I continue to return to Zen as a way to reach peace with myself. Zen encourages introspection and meditation alongside expressive acts such as calligraphy. The core of Zen calligraphy, such that I understand it, is to cultivate the beginner’s mind. The expert mind is packed with presumption; while an expert mind has a powerful ability to categorize a problem, such that it can immediately a ready-made solution, this procedural reduction prevents it from naive consideration of the actual problem as presented.

This is evident at work: I think “Aha! This task is in fact *this* problem with *this* solution!,” and then I solve it. I get faster, but I don’t grow: practice reinforces dogma. Practice strengthens your current paradigm inhibits personal development.

I bought *If Hemingway Wrote JavaSciript* by Angus Coll from a Humble Bundle a few months ago. The book’s comparative approaches to the same simple problem inspired me to fuse Zen naïvety and functional JavaScript. Michael Fogus’ approach in *Functional JavaScript* underlies my recent series of JavaScript snippets.

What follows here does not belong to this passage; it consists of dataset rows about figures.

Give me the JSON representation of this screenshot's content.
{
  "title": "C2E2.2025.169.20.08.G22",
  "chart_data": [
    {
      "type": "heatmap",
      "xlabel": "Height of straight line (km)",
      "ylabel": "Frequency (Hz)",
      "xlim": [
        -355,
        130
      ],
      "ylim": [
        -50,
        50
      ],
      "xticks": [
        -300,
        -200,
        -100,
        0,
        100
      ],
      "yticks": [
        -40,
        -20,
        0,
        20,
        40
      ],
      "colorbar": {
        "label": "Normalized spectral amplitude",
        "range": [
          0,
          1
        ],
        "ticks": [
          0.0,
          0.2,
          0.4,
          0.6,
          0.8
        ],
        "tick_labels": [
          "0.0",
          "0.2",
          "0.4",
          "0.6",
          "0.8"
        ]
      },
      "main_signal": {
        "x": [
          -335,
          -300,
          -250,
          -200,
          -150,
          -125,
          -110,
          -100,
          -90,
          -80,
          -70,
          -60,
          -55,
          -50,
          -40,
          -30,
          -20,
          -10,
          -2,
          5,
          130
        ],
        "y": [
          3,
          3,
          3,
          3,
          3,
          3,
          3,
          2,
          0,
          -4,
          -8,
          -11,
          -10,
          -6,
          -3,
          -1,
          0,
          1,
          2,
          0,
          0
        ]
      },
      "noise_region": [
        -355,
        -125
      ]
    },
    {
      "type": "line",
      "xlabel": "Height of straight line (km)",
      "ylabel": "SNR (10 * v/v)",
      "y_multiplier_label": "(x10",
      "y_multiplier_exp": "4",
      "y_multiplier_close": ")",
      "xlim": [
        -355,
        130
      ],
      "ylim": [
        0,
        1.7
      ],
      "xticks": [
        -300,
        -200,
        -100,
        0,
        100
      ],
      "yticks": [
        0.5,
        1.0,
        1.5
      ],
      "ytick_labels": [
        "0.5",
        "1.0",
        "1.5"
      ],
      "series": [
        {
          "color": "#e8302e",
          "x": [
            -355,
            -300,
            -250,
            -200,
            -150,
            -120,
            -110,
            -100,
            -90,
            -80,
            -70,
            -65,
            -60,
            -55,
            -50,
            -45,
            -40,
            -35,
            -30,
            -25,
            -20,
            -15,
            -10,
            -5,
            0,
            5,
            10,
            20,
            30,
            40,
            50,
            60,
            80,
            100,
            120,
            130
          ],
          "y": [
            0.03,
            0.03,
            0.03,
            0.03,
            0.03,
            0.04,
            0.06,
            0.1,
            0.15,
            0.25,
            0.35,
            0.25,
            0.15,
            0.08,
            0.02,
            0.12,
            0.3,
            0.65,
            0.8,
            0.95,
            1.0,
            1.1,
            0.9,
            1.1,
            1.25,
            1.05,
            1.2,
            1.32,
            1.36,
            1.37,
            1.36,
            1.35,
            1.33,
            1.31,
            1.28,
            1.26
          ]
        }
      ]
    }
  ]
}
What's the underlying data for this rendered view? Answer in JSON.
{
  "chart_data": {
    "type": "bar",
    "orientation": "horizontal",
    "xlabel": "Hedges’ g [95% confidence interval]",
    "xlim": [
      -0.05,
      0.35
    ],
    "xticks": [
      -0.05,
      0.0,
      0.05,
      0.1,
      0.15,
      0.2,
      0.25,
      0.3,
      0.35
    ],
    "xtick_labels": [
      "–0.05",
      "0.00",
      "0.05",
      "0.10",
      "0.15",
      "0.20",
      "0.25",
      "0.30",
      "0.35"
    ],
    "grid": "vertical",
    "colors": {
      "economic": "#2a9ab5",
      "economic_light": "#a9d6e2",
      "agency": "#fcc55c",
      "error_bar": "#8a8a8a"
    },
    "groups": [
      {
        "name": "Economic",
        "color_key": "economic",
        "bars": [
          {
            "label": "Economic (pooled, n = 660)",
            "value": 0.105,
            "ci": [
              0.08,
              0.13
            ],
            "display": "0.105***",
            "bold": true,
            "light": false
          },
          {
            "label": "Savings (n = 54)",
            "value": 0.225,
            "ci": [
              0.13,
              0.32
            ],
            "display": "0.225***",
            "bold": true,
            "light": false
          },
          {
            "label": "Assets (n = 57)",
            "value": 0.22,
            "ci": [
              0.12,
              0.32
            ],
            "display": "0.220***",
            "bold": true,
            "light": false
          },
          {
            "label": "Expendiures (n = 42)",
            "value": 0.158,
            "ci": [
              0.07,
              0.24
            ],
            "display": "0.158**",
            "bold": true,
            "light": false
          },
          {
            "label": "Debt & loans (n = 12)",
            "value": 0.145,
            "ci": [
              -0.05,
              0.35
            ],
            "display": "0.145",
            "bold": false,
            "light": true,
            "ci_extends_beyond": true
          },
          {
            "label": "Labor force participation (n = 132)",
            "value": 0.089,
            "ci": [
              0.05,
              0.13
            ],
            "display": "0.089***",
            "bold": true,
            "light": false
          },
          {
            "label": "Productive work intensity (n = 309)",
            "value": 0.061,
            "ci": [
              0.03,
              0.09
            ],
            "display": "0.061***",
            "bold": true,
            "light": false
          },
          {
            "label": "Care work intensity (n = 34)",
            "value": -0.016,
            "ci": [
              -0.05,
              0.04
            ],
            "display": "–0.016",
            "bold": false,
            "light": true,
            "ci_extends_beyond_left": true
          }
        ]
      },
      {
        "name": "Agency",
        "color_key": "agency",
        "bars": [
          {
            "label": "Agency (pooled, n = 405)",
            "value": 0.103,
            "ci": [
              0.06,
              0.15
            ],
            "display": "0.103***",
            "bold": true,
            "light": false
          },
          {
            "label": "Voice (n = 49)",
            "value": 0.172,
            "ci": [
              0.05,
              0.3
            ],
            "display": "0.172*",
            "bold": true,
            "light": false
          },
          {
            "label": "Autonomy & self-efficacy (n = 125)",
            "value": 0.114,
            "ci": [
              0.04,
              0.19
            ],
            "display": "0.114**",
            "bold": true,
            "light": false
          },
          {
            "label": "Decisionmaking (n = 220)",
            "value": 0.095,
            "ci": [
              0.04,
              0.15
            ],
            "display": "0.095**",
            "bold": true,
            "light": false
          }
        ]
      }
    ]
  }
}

Snippets should be taken at face value: exercises in a base level of code that encapsulates knowledge and naive practice. What is a map? What is an elegant way to find factorials? The goal is to improve my ability to problem-solve with JavaScript without preconception.

```
function range(start, end) {
if (!end) {
end = start;
start = 1;
}
if (start > end) {
[start, end] = [end, start];
}
return [...Array(end + 1).keys()].slice(start);
}
function reduce(arr, sum, callback) {
return !arr.length ? sum : reduce(arr.slice(1), callback(arr[0], sum), callback);
}
let adder = (number, sum) => number + sum,
multiplier = (number, sum) => number * sum,
numbers = range(10);
reduce(numbers, 0, adder); // 55
reduce(numbers, 1, multiplier); // 3628800
```

There’s quite a of Project Euler in this series, and I think this series will segue into attempts on different problems. For now, its enjoyable and I intend to continue.